Meinung Kahlschlag bei Kaiser’s

Bei der angeschlagenen Supermarktkette Kaiser’s Tengelmann steht jeder zweite Arbeitsplatz auf der Kippe. So schlimm diese Nachricht aus Sicht der Betroffenen auch ist, wirklich überrascht dürften die Beschäftigten nicht sein.

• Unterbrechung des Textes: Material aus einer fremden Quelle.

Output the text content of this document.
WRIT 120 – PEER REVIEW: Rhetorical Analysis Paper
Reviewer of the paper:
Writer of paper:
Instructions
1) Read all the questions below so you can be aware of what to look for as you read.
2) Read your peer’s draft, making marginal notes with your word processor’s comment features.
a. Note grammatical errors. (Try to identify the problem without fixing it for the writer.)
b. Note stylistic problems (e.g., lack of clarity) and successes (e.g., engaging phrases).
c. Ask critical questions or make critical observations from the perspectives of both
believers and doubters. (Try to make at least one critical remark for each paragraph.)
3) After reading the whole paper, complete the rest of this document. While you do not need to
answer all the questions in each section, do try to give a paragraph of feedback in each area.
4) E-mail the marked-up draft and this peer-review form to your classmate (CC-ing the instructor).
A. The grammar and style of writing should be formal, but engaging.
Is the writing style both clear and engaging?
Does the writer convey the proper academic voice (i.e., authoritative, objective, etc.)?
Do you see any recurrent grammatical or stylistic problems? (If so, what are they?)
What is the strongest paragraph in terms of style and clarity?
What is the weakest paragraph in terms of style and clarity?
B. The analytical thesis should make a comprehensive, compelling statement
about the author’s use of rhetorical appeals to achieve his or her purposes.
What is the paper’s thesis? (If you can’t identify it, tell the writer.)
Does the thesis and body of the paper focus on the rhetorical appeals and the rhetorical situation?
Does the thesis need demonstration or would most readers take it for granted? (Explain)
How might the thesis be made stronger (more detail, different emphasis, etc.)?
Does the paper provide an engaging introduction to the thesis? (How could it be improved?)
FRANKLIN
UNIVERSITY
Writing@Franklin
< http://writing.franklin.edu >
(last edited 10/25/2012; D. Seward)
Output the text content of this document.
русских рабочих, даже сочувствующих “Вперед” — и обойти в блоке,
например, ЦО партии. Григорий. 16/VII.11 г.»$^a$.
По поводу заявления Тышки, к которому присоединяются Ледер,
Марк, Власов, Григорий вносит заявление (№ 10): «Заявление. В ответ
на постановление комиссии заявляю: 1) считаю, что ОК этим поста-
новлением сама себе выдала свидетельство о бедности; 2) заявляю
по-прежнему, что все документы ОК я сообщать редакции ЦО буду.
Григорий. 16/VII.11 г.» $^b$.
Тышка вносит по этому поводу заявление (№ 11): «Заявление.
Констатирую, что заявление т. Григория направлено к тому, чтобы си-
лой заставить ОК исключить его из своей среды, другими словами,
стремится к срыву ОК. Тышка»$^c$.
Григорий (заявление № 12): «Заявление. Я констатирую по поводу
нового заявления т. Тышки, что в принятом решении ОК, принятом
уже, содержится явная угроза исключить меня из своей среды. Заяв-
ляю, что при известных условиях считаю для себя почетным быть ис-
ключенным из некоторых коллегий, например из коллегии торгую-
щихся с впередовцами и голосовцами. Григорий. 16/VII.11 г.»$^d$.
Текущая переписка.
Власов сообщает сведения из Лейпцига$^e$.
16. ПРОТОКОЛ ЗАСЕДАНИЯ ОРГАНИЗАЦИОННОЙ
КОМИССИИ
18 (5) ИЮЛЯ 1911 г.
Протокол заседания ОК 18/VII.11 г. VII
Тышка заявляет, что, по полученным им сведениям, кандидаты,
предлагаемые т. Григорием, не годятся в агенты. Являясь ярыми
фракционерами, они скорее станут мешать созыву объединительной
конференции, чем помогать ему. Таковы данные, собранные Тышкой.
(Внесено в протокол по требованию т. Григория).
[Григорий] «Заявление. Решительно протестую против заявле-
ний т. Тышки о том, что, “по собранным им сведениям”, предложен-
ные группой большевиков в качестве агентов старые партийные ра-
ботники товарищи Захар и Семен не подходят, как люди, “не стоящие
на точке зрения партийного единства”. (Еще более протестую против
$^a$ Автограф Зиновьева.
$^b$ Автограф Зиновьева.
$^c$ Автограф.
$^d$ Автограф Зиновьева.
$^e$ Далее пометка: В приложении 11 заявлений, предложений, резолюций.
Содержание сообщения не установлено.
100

Denn sie erleben täglich, dass Kunden ausbleiben und dass Kollegen kündigen. Seit zwei Jahren zieht sich die geplante Übernahme von 450 Supermärkten der Marken Kaiser’s und Tengelmann durch den Marktführer Edeka schon hin. Weil keiner weiß, wie es weitergeht, fehlt jedes Konzept. Die Verluste der Kette sind inzwischen auf zehn Millionen Euro pro Monat gestiegen.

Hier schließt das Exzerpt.